Even by using commercial materials, the project is daunting. One difficulty encountered was that, in an era of just-in-time manufacturing, very few manufacturers actually keep stock on hand. This can pose supply problems because even commercial products take time to be built. However, Robinson credits the close working relationship between BAe Systems, its suppliers and the Defence Procurement Agency for avoiding any snags.

Robinson does not believe BAe Systems’ tactical communications division has ever handled a project of this magnitude before. “I think this is probably the first time we have seen this size volume in this short a time scale and produced in this way—real COTS [commercial off-the-shelf] products pulled into a military arena and wrapped around the parameters of military operational need,” he says.

Once the containers are ready, the challenge will be the weather and the geography. Col. Thurston notes that Kosovo will be the easier of the two areas in which to deploy. He describes Kosovo as a bowl with peaks and troughs. The difficulty here will be setting up sites on the hilltops, which are usually bare stone, making it difficult to lay concrete bases to support communications equipment. Many areas in the region are also prone to high winds that can blow microwave masts down. Another potential weather-related difficulty is resupply in the winter. The generators require fuel, and refilling large fuel containers in high places is difficult in the winter, Col.
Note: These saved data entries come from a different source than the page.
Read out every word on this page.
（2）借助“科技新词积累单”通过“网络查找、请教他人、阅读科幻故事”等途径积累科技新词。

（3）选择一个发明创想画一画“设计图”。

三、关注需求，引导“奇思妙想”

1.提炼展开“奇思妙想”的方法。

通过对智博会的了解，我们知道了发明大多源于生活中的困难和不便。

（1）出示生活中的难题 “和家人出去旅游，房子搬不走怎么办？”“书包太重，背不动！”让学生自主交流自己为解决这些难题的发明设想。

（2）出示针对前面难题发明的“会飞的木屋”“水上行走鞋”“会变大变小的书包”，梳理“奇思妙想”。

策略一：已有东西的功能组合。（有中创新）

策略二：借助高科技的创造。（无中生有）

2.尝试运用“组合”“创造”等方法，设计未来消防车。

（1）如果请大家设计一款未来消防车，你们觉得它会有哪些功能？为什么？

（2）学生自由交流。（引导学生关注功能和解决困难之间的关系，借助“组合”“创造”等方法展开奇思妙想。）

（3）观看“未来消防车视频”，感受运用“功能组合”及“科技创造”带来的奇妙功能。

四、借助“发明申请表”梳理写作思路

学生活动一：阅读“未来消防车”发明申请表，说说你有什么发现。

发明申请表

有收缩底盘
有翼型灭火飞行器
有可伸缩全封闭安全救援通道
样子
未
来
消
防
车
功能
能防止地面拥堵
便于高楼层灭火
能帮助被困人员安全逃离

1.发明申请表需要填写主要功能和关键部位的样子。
Thurston emphasizes.

The larger problem will be Bosnia and Herzegovina, which the colonel describes as a communications nightmare. The region is composed of heavily wooded valleys and ridges. While there are some high points on which to set up communications equipment for static networks, connectivity for mobile units is difficult. In some areas, major roads pass through valleys with such large rock overhangs that it is like being in a tunnel for communications purposes, he says. These terrain features pose challenges for any mobile system, including satellite telephones.
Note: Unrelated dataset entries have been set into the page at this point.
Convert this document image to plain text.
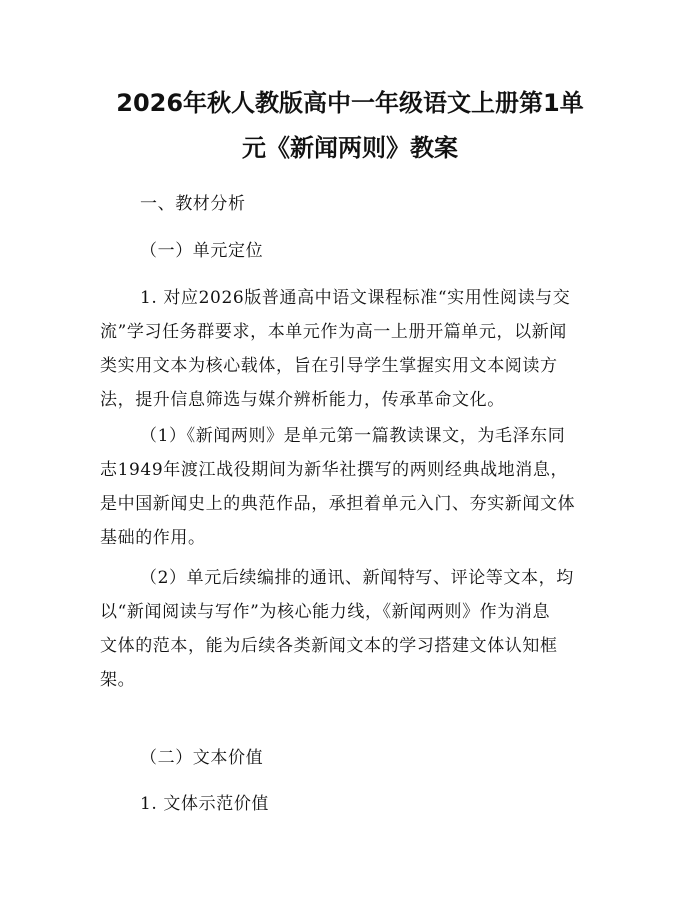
2026年秋人教版高中一年级语文上册第1单
元《新闻两则》教案

一、教材分析

（一）单元定位

1. 对应2026版普通高中语文课程标准“实用性阅读与交
流”学习任务群要求，本单元作为高一上册开篇单元，以新闻
类实用文本为核心载体，旨在引导学生掌握实用文本阅读方
法，提升信息筛选与媒介辨析能力，传承革命文化。

（1）《新闻两则》是单元第一篇教读课文，为毛泽东同
志1949年渡江战役期间为新华社撰写的两则经典战地消息，
是中国新闻史上的典范作品，承担着单元入门、夯实新闻文体
基础的作用。

（2）单元后续编排的通讯、新闻特写、评论等文本，均
以“新闻阅读与写作”为核心能力线，《新闻两则》作为消息
文体的范本，能为后续各类新闻文本的学习搭建文体认知框
架。

（二）文本价值

1. 文体示范价值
While the geography dictates the type of trunk each region will have—microwave for the relatively unobstructed bowl of Kosovo and satellite for the broken terrain of Bosnia and Herzegovina—wherever they are, troops on the ground will also need more portable mobile communications.

British troops in Kosovo will use vehicle-mounted radios based on the Tetrapol system. Col. Thurston notes that the exact type of portable system for Bosnia and Herzegovina has not been selected yet, though Tetrapol and several types of satellite telephones are under consideration. The need for mobile communications is especially urgent in the Balkans to ensure that soldiers moving through the region can call for help in the event of a traffic accident or if they accidentally enter a minefield, the colonel stresses.

Mobile communications are also important for handling any contingencies or incidents in the Balkan theater. Which vehicle-based portable system is selected will be important to the mobile headquarters in the region. “We need to provide access to respond to any particular incident. So we are looking at having a mobile switch system operating through a mobile satellite communications terminal, linked back through a hub into the static network so that it gives the commander—if he has to respond to any incident on the ground—a capacity to go mobile with 16 voice channels and data channels,” Col. Thurston observes.

Security considerations still exist in both countries, the colonel notes. While Bosnia and Herzegovina has stabilized to some extent, there are factions in both countries that are continually active, which means that the British Army has to be careful where it sites its equipment. “Even if they are not active in what one can loosely describe as terrorist-type activities, there are people out there who will plunder and sell anything on the black market. We do have to ensure that the security of the installations and sites is maintained. That’s tricky in one or two places,” he says.